Qualquer que seja a forma que o Partido Democrata assuma no período que antecede 2028, terá de contar com o facto de que, apesar da queda no índice de aprovação de Donald Trump, o presidente ainda é mais well-liked do que os seus oponentes. De acordo com as médias das pesquisas compiladas pela RealClearPolitics, o índice líquido de aprovação de Trump está atualmente em -15,5 pontos, enquanto o índice líquido de favorabilidade dos democratas é sombrio -20,4 pontos.

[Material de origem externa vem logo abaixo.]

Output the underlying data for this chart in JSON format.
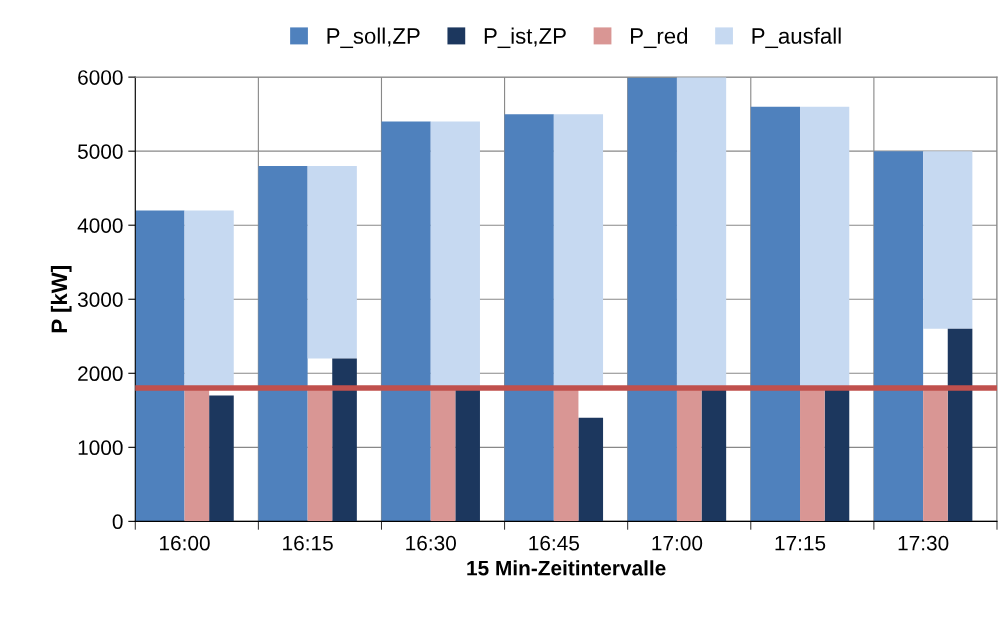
{
  "chart_data": {
    "type": "bar",
    "xlabel": "15 Min-Zeitintervalle",
    "ylabel": "P [kW]",
    "categories": [
      "16:00",
      "16:15",
      "16:30",
      "16:45",
      "17:00",
      "17:15",
      "17:30"
    ],
    "series": [
      {
        "name": "P_soll,ZP",
        "color": "#4f81bd",
        "values": [
          4200,
          4800,
          5400,
          5500,
          6000,
          5600,
          5000
        ]
      },
      {
        "name": "P_ist,ZP",
        "color": "#1c375e",
        "values": [
          1700,
          2200,
          1800,
          1400,
          1800,
          1800,
          2600
        ]
      },
      {
        "name": "P_red",
        "color": "#d99694",
        "values": [
          1800,
          1800,
          1800,
          1800,
          1800,
          1800,
          1800
        ]
      },
      {
        "name": "P_ausfall",
        "color": "#c6d9f1",
        "values": [
          2400,
          2600,
          3600,
          3700,
          4200,
          3800,
          2400
        ],
        "base": [
          1800,
          2200,
          1800,
          1800,
          1800,
          1800,
          2600
        ]
      }
    ],
    "ylim": [
      0,
      6000
    ],
    "yticks": [
      0,
      1000,
      2000,
      3000,
      4000,
      5000,
      6000
    ],
    "grid": true,
    "legend": "top",
    "ref_lines": [
      {
        "axis": "y",
        "value": 1800,
        "label": null,
        "color": "#c0504d"
      }
    ]
  }
}
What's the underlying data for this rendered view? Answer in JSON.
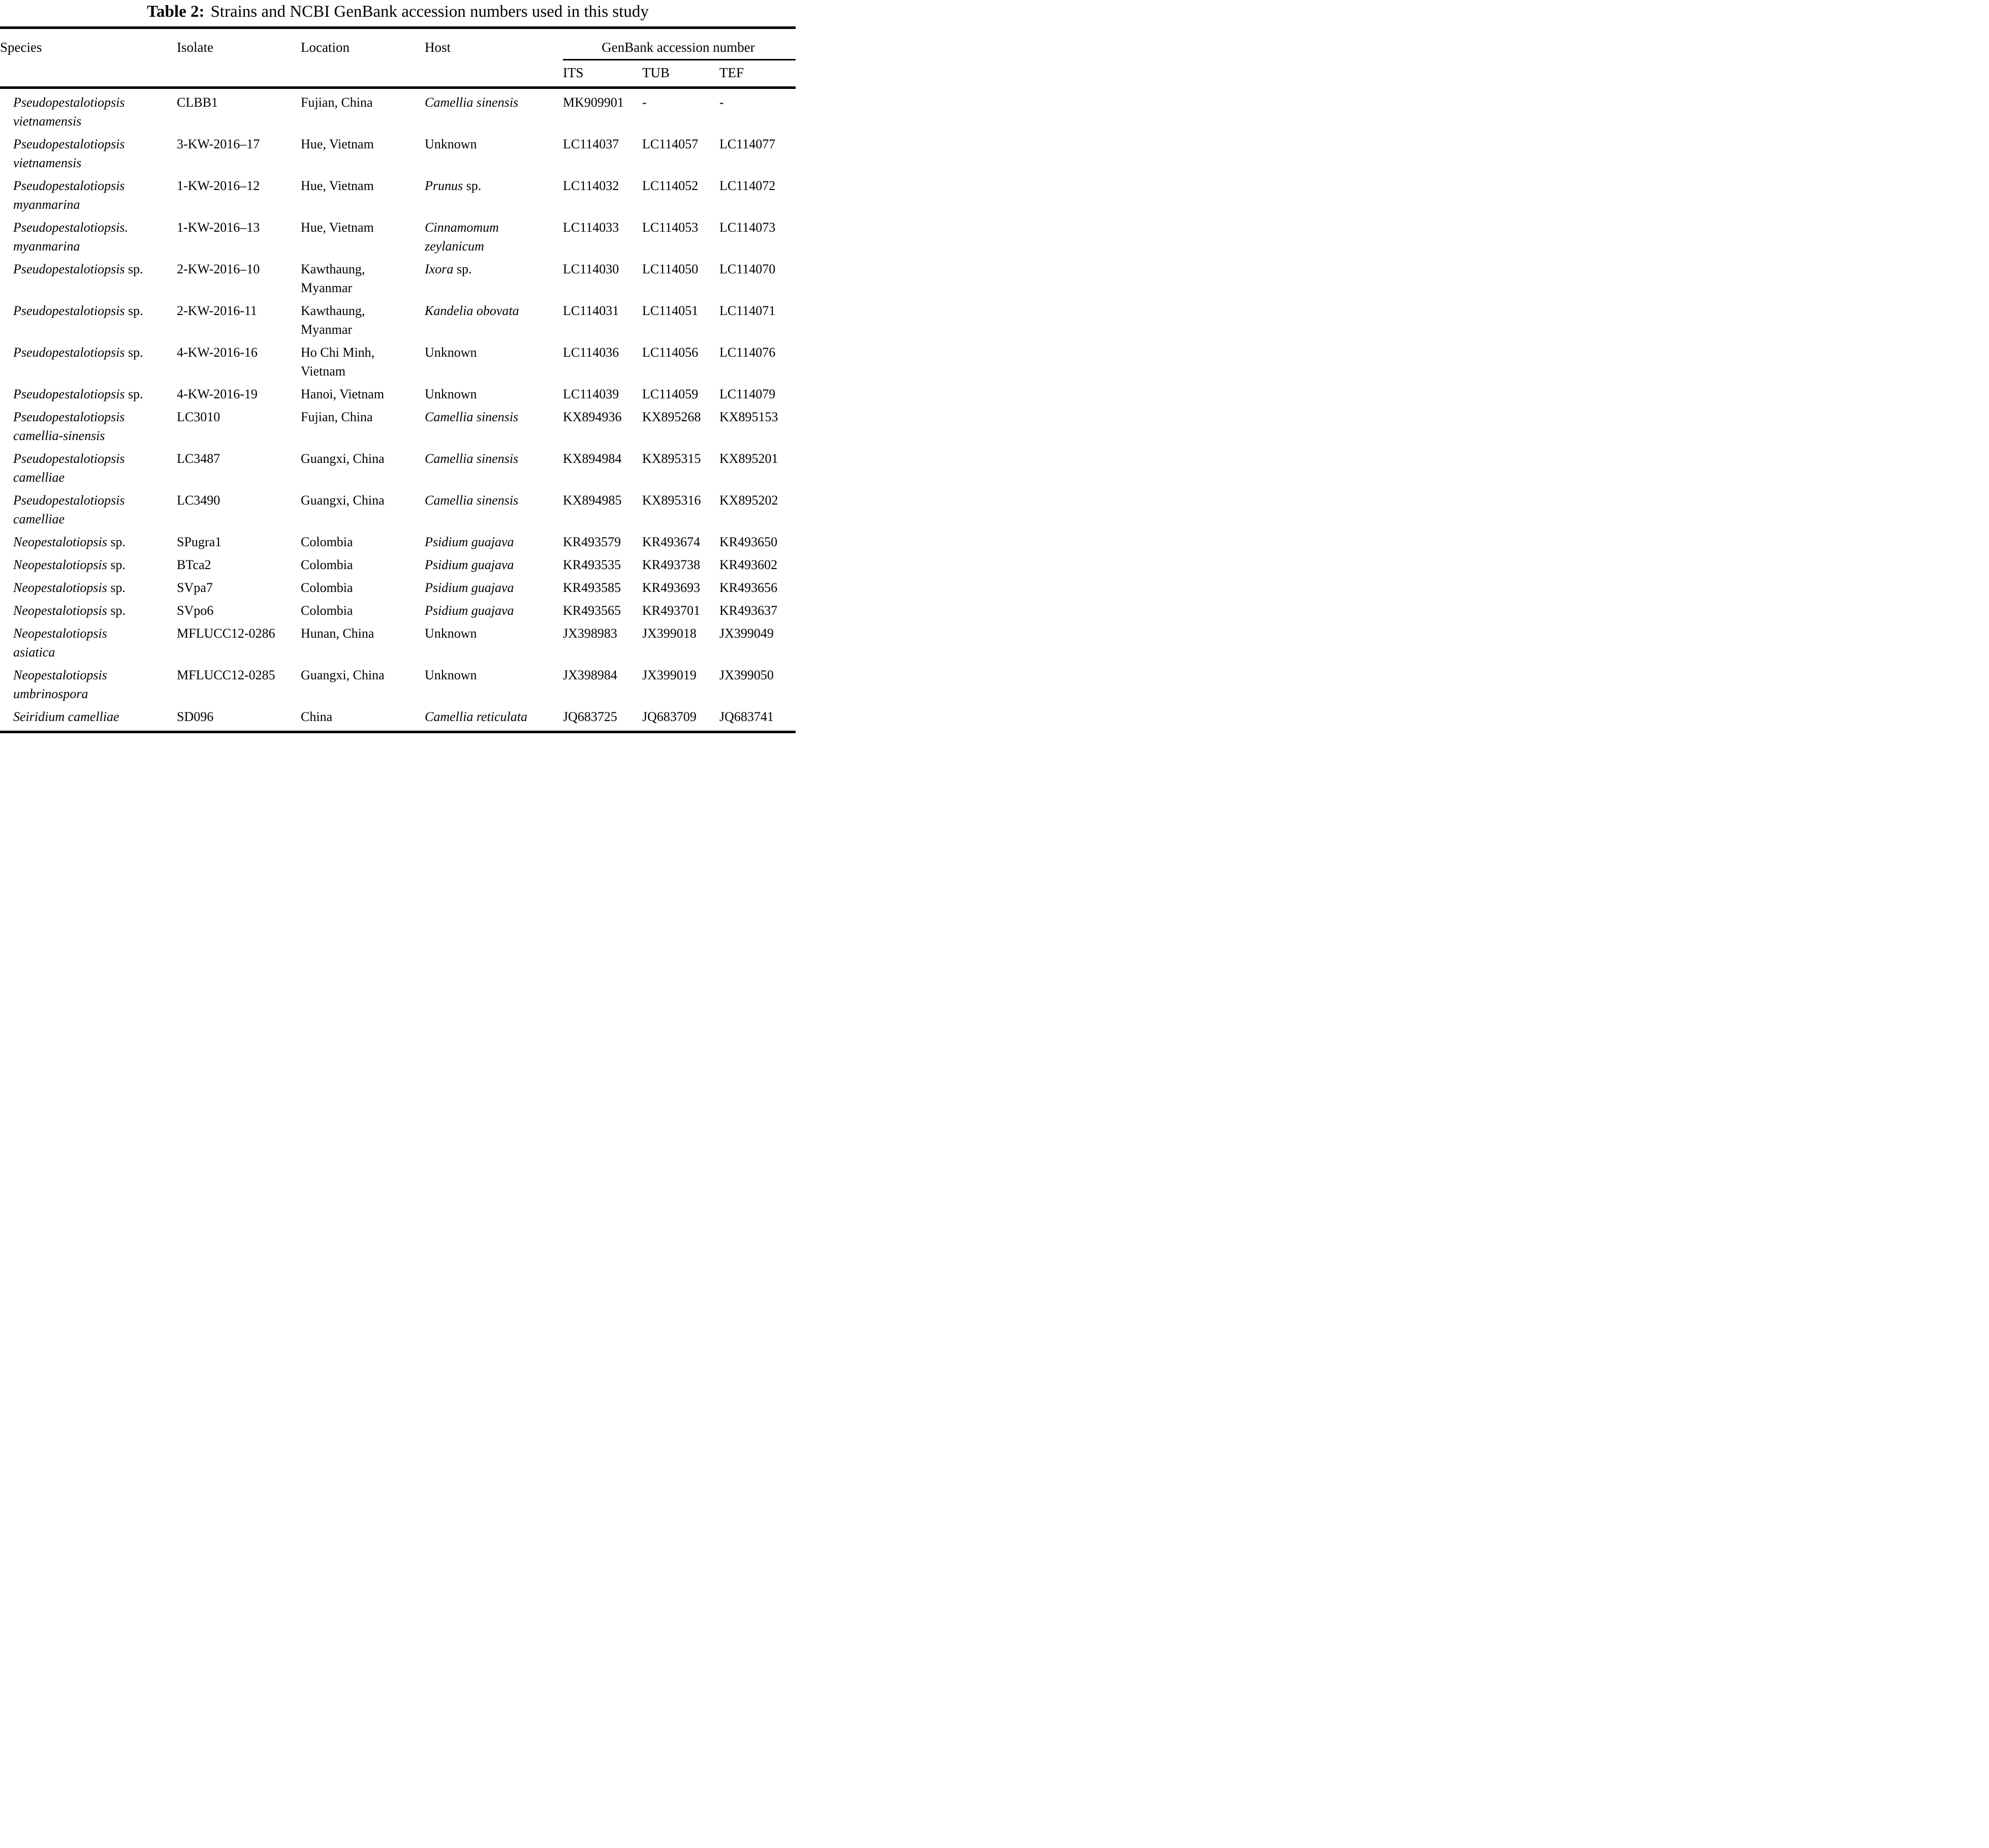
{
  "title": {
    "bold": "Table 2:",
    "rest": "Strains and NCBI GenBank accession numbers used in this study"
  },
  "table": {
    "columns": [
      "Species",
      "Isolate",
      "Location",
      "Host"
    ],
    "genbank_group": "GenBank accession number",
    "genbank_columns": [
      "ITS",
      "TUB",
      "TEF"
    ],
    "rows": [
      {
        "species_i": "Pseudopestalotiopsis\nvietnamensis",
        "species_r": "",
        "isolate": "CLBB1",
        "location": "Fujian, China",
        "host_i": "Camellia sinensis",
        "host_r": "",
        "its": "MK909901",
        "tub": "-",
        "tef": "-"
      },
      {
        "species_i": "Pseudopestalotiopsis\nvietnamensis",
        "species_r": "",
        "isolate": "3-KW-2016–17",
        "location": "Hue, Vietnam",
        "host_i": "",
        "host_r": "Unknown",
        "its": "LC114037",
        "tub": "LC114057",
        "tef": "LC114077"
      },
      {
        "species_i": "Pseudopestalotiopsis\nmyanmarina",
        "species_r": "",
        "isolate": "1-KW-2016–12",
        "location": "Hue, Vietnam",
        "host_i": "Prunus",
        "host_r": " sp.",
        "its": "LC114032",
        "tub": "LC114052",
        "tef": "LC114072"
      },
      {
        "species_i": "Pseudopestalotiopsis.\nmyanmarina",
        "species_r": "",
        "isolate": "1-KW-2016–13",
        "location": "Hue, Vietnam",
        "host_i": "Cinnamomum\nzeylanicum",
        "host_r": "",
        "its": "LC114033",
        "tub": "LC114053",
        "tef": "LC114073"
      },
      {
        "species_i": "Pseudopestalotiopsis",
        "species_r": " sp.",
        "isolate": "2-KW-2016–10",
        "location": "Kawthaung,\nMyanmar",
        "host_i": "Ixora",
        "host_r": " sp.",
        "its": "LC114030",
        "tub": "LC114050",
        "tef": "LC114070"
      },
      {
        "species_i": "Pseudopestalotiopsis",
        "species_r": " sp.",
        "isolate": "2-KW-2016-11",
        "location": "Kawthaung,\nMyanmar",
        "host_i": "Kandelia obovata",
        "host_r": "",
        "its": "LC114031",
        "tub": "LC114051",
        "tef": "LC114071"
      },
      {
        "species_i": "Pseudopestalotiopsis",
        "species_r": " sp.",
        "isolate": "4-KW-2016-16",
        "location": "Ho Chi Minh,\nVietnam",
        "host_i": "",
        "host_r": "Unknown",
        "its": "LC114036",
        "tub": "LC114056",
        "tef": "LC114076"
      },
      {
        "species_i": "Pseudopestalotiopsis",
        "species_r": " sp.",
        "isolate": "4-KW-2016-19",
        "location": "Hanoi, Vietnam",
        "host_i": "",
        "host_r": "Unknown",
        "its": "LC114039",
        "tub": "LC114059",
        "tef": "LC114079"
      },
      {
        "species_i": "Pseudopestalotiopsis\ncamellia-sinensis",
        "species_r": "",
        "isolate": "LC3010",
        "location": "Fujian, China",
        "host_i": "Camellia sinensis",
        "host_r": "",
        "its": "KX894936",
        "tub": "KX895268",
        "tef": "KX895153"
      },
      {
        "species_i": "Pseudopestalotiopsis\ncamelliae",
        "species_r": "",
        "isolate": "LC3487",
        "location": "Guangxi, China",
        "host_i": "Camellia sinensis",
        "host_r": "",
        "its": "KX894984",
        "tub": "KX895315",
        "tef": "KX895201"
      },
      {
        "species_i": "Pseudopestalotiopsis\ncamelliae",
        "species_r": "",
        "isolate": "LC3490",
        "location": "Guangxi, China",
        "host_i": "Camellia sinensis",
        "host_r": "",
        "its": "KX894985",
        "tub": "KX895316",
        "tef": "KX895202"
      },
      {
        "species_i": "Neopestalotiopsis",
        "species_r": " sp.",
        "isolate": "SPugra1",
        "location": "Colombia",
        "host_i": "Psidium guajava",
        "host_r": "",
        "its": "KR493579",
        "tub": "KR493674",
        "tef": "KR493650"
      },
      {
        "species_i": "Neopestalotiopsis",
        "species_r": " sp.",
        "isolate": "BTca2",
        "location": "Colombia",
        "host_i": "Psidium guajava",
        "host_r": "",
        "its": "KR493535",
        "tub": "KR493738",
        "tef": "KR493602"
      },
      {
        "species_i": "Neopestalotiopsis",
        "species_r": " sp.",
        "isolate": "SVpa7",
        "location": "Colombia",
        "host_i": "Psidium guajava",
        "host_r": "",
        "its": "KR493585",
        "tub": "KR493693",
        "tef": "KR493656"
      },
      {
        "species_i": "Neopestalotiopsis",
        "species_r": " sp.",
        "isolate": "SVpo6",
        "location": "Colombia",
        "host_i": "Psidium guajava",
        "host_r": "",
        "its": "KR493565",
        "tub": "KR493701",
        "tef": "KR493637"
      },
      {
        "species_i": "Neopestalotiopsis\nasiatica",
        "species_r": "",
        "isolate": "MFLUCC12-0286",
        "location": "Hunan, China",
        "host_i": "",
        "host_r": "Unknown",
        "its": "JX398983",
        "tub": "JX399018",
        "tef": "JX399049"
      },
      {
        "species_i": "Neopestalotiopsis\numbrinospora",
        "species_r": "",
        "isolate": "MFLUCC12-0285",
        "location": "Guangxi, China",
        "host_i": "",
        "host_r": "Unknown",
        "its": "JX398984",
        "tub": "JX399019",
        "tef": "JX399050"
      },
      {
        "species_i": "Seiridium camelliae",
        "species_r": "",
        "isolate": "SD096",
        "location": "China",
        "host_i": "Camellia reticulata",
        "host_r": "",
        "its": "JQ683725",
        "tub": "JQ683709",
        "tef": "JQ683741"
      }
    ]
  }
}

Para colmatar esta lacuna, o partido terá de enfrentar o legado de uma ideologia que abraçou e operacionalizou, através da qual criou e cancelou céticos como bodes expiatórios, arruinou carreiras e vidas e distraiu os americanos de um enorme declínio nas suas circunstâncias materiais e existenciais. A confissão de Emmanuel de que eles “perdeu o enredo,” embora cheirasse a oportunismo político, pode ter realçado uma questão que poderia dividir a base do seu partido em camarilhas e clãs, tal como a ideologia que ele e os seus pares na Casa Branca defenderam fez durante toda uma geração.